2. Peneliti mengabsen siswa.
3. Peneliti memberikan waktu kepada pendongeng untuk berbincang
dengan siswa atau pendongeng memberikan sebuah dongeng
pembuka yang ringan, seperti cerita Putri Jasmine dan Aladin.
Tahap II Pelaksanaan Kegiatan
Waktu : 15 menit
Strategi :
26
1. Pendongeng mendongengkan cerita dengan menggunakan alat
peragaga boneka.
2. Pendongeng harus ekspresif dalam menceritakan setiap cerita.
Tahap III Ice Breaking
Waktu : 8 menit
Strategi :
1. Memberikan ice breaking “tepuk tunggal.” Ketika peneliti
mengatakan tepuk tunggal maka siswa harus menepuk satu kali, jika
peneliti mengatakan tepuk ganda maka siswa harus menepuk dua
kali.
2. Selanjutnya, peneliti membuat kuis berhadiah bagi yang bisa
menjawab.
Tahap IV Diskusi dan Penutup
Waktu : 12 menit
Strateg :
1. Pendongeng menyampaikan pesan yang terkandung dalam cerita.
2. Kemudian pendongeng berdiskusi meminta pendapat dari siswa
reguler.
3. Acara dialihkan pada peneliti yang dilanjut dengan menutup acara,
tidak lupa peneliti menyampaikan bahwa besok masih akan ada
kegiatan.
Program 3 : Storytelling dengan judul Mari Kita Menjadi Teman
1. Tujuan khusus : Membuat siswa reguler sadar
untuk saling menghargai dan menghormati, sehinggga dapat
membangun hubungan yang baik antara siswa reguler dengan siswa
berkebutuhan khusus.
2. Frekuensi : 1x pertemuan
3. Durasi : 45 menit
4. Metode :Membacakan cerita, diskusi
dan bermain
5. Bahan yang dibutuhkan : Cerita, boneka
6. Prosedur pelaksanaan kegiatan :
27
Tahap I Persiapan
Waktu : 12 Menit
Strategi :
1. Peneliti membuka kegiatan dengan memberi salam dan
memperkenalkan dirinya dan pendongeng. “Asssalamualaikum,
selamat pagi adik-adik. Perkenalkan nama saya Farida dan disebelah
saya ada Kak Sari. Satu minggu ini kita akan mendengarkan cerita
dan bermain bersama. Yeeeee....” Kemudian meminta siswa untuk
duduk yang rapi.
2. Peneliti mengabsen siswa.
3. Peneliti memberikan waktu kepada pendongeng untuk berbincang
dengan siswa atau pendongeng memberikan sebuah dongeng
pembuka yang ringan, seperti cerita Putri Jasmine dan Aladin.

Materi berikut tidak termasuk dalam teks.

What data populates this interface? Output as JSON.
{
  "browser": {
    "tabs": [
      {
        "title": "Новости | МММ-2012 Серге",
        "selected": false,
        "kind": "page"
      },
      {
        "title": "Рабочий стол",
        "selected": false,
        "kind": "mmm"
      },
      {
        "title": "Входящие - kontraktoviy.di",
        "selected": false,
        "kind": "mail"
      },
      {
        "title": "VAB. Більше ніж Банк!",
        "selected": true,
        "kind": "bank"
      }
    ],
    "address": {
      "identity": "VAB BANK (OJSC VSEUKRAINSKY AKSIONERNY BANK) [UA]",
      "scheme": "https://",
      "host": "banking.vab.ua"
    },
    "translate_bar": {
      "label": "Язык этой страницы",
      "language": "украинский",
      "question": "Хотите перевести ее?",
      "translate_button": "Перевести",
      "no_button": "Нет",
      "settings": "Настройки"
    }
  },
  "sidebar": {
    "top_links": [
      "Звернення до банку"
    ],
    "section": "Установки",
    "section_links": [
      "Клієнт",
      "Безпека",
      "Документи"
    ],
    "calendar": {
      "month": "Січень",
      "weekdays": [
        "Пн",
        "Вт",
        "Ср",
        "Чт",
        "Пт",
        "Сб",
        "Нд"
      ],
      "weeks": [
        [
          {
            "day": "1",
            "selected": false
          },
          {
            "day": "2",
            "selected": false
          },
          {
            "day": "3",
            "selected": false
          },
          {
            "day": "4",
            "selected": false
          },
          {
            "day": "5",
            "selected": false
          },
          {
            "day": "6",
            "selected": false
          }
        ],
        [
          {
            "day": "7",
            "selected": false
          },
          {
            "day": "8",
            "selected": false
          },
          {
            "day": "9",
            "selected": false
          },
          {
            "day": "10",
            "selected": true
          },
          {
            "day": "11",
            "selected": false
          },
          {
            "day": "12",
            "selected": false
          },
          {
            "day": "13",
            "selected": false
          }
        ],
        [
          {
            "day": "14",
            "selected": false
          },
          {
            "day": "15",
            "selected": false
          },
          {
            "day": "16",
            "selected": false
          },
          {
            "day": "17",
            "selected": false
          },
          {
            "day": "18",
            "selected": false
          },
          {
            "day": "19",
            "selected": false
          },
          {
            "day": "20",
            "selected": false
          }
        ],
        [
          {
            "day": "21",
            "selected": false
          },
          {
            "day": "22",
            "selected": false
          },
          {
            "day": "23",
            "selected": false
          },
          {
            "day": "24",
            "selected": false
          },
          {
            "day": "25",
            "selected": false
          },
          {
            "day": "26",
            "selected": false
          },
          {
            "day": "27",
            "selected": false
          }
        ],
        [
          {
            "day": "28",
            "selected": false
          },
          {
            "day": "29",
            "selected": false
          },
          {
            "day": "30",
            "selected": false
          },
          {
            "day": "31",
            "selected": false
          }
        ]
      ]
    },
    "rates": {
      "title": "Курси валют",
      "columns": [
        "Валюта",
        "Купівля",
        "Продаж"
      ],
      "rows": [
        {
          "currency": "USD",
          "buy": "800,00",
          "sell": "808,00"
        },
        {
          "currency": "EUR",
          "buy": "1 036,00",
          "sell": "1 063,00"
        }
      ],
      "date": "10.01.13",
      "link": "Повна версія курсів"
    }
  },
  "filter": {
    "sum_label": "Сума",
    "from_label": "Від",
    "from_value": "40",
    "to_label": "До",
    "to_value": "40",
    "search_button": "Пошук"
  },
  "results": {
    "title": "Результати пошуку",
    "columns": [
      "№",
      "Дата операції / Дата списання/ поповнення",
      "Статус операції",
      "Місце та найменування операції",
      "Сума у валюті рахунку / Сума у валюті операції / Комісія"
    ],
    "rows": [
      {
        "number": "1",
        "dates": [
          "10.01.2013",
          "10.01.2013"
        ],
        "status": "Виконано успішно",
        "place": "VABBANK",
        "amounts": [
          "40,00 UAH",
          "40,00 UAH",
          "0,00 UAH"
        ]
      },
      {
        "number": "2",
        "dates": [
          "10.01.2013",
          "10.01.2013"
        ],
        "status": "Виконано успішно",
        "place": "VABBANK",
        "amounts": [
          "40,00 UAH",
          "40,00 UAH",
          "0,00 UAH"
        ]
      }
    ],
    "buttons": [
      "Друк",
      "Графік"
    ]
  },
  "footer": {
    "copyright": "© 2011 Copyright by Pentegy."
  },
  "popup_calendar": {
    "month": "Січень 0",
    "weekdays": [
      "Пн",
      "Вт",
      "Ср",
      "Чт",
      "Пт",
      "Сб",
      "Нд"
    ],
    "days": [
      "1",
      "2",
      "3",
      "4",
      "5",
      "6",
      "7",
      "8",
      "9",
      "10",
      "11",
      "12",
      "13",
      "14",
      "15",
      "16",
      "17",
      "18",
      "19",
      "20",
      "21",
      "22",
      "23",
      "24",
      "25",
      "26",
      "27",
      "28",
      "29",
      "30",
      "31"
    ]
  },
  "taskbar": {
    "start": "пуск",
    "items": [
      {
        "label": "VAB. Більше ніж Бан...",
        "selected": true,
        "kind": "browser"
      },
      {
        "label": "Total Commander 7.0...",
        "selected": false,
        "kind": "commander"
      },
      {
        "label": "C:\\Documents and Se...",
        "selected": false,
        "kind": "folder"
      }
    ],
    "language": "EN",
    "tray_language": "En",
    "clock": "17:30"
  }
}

Tahap II Pelaksanaan Kegiatan
Waktu : 15 menit
Strategi :
1. Pendongeng mendongengkan cerita dengan menggunakan alat
peragaga boneka.
2. Pendongeng harus ekspresif dalam menceritakan setiap cerita.
Tahap III Ice Breaking
Waktu : 8 menit
Strategi :
1. Memberikan ice breaking “boom, tak ces.” Bila peneliti mengangkat
tangan kanan maka siswa harus mengatakan boom, jika peneliti
mengangkat tangan kiri maka siswa harus mengatakan tak, namun
jika tangan peneliti mengarah ke tengah siswa harus mengatakan ces
Tahap IV Diskusi dan Penutup
Waktu : 12 menit
Strateg :
1. Pendongeng menyampaikan pesan yang terkandung dalam cerita.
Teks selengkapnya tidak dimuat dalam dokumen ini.